Banana ice cream with almond butter cup candy

Since the name of this blog does contain the word “Candy”, I figure it’s appropriate to write my first real post on a dessert-type meal. Or two dessert-type meals, actually.

I was craving raw ice cream after dinner on Saturday, so I thumbed through the dessert sections of a few of my favourite raw cookbooks. (As an aside, I’ve never felt completely comfortable calling them “cookbooks”. Is “recipe books” more accurate? Or some other term?) Using some tasty-looking ice cream recipes for inspiration, I came up with banana vanilla ice cream with cacao nibs, and chocolate almond butter cup candy.

Banana vanilla ice cream with chocolate almond butter cup candy

Banana Vanilla Ice Cream

1 1/2 cups raw cashews, soaked 2 hours

1 large banana

2 cups water

1/4 cup agave syrup

1 tablespoon vanilla extract

Combine all ingredients in a high-speed blender until smooth. Let the mixture chill in the fridge or freezer for a couple of hours, then pour into an ice cream maker and follow manufacturer’s instructions.

I topped the finished ice cream with a handful of raw cacao nibs, and lots of chocolate almond butter cup pieces. This recipe can be found in Matthew Kenney’s Everyday Raw, and it involves a layer of almond butter mixture sandwiched between layers of chocolate, chopped into little pieces. The photos below documents the process.

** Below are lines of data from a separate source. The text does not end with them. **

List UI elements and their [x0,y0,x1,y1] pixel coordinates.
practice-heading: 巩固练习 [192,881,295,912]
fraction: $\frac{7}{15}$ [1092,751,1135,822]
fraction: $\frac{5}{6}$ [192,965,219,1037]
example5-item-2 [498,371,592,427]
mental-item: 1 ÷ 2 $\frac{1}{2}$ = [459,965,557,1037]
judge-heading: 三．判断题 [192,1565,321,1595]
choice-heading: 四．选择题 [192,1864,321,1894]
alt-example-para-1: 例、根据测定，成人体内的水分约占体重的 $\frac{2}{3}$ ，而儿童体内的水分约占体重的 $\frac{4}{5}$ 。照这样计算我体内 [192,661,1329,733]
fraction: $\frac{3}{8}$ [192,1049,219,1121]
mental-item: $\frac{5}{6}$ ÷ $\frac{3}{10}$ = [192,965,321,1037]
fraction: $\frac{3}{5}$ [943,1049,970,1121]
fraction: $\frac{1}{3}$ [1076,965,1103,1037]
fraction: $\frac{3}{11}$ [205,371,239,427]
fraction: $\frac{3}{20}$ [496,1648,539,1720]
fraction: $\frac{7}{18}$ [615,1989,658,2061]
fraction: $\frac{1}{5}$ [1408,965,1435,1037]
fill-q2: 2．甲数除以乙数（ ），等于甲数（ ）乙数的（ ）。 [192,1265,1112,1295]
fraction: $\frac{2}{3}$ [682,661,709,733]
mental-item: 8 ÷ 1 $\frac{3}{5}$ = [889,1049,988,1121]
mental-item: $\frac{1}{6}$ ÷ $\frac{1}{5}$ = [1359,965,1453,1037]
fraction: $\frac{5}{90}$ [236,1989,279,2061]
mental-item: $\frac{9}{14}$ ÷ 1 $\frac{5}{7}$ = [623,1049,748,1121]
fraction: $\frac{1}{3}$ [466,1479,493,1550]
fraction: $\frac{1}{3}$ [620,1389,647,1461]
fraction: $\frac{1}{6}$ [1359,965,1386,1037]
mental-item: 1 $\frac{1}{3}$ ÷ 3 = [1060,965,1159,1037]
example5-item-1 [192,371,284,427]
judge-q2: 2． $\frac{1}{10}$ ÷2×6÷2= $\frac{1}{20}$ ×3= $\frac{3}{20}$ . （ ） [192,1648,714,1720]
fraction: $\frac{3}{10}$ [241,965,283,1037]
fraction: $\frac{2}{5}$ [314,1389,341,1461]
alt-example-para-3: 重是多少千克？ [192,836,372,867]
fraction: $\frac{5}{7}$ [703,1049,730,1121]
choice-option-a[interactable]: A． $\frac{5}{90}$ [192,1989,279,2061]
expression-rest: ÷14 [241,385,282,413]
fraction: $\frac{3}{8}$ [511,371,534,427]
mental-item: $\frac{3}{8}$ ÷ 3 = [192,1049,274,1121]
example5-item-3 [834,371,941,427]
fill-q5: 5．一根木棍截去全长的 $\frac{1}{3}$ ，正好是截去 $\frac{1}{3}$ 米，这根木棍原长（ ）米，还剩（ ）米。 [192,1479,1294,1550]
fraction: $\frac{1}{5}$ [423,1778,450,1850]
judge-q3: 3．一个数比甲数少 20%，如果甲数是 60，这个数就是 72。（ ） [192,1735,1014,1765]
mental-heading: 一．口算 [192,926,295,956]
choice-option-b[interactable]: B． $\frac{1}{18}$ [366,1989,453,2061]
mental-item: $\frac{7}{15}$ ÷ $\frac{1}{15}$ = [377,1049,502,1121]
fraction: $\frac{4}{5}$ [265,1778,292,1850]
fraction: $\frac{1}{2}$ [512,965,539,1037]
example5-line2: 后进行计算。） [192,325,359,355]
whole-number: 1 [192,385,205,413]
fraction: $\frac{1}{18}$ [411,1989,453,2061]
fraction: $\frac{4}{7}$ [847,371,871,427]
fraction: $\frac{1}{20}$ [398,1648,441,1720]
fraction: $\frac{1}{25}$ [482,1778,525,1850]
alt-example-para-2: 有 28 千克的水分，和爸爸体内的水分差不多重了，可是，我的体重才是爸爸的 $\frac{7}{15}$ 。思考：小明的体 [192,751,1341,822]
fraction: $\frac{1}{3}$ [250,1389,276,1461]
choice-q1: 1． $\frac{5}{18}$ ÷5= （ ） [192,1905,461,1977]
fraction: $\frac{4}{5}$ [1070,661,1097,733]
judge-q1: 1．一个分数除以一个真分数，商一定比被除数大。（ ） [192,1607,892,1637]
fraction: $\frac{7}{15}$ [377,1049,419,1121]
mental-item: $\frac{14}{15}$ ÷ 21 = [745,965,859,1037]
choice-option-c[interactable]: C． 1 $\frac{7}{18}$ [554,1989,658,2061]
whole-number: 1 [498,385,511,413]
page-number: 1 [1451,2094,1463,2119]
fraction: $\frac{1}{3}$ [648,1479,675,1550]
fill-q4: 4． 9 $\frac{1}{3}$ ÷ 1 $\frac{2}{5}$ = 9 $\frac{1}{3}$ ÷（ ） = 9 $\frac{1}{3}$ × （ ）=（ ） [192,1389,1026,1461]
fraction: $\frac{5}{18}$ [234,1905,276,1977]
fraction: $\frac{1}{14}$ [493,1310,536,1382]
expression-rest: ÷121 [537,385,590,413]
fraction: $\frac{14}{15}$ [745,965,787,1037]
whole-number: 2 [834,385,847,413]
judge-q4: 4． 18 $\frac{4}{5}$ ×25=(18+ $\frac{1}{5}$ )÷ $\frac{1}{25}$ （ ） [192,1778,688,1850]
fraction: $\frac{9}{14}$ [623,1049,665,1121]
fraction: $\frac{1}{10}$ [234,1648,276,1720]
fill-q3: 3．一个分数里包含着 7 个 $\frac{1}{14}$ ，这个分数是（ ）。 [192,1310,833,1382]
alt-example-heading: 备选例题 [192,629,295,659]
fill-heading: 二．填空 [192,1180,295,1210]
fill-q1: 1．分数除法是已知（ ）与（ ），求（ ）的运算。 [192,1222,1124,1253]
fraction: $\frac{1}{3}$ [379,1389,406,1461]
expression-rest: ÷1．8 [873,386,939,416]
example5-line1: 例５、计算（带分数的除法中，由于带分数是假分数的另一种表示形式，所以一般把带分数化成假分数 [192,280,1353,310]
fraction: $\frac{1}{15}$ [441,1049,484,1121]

Spreading the top chocolate layer

Spreading the top chocolate layer

Chopping up the chocolate almond butter cup candy

Last night, I felt like something decadent after a long day at the library where I didn’t make much of a dent in my to do list. I had lots of almond butter cup left, but no more ice cream, so I decided to whip up some easy banana soft serve, first made famous on the awesome blog Choosing Raw. It couldn’t be simpler — frozen bananas thrown in the food processor for a few minutes — and I think I actually prefer the banana ice cream to the more decadent cashew-based one. Straight-up frozen bananas are closer to nature, and healthier for you, too. Both versions were incredible, and left my sweet tooth satiated.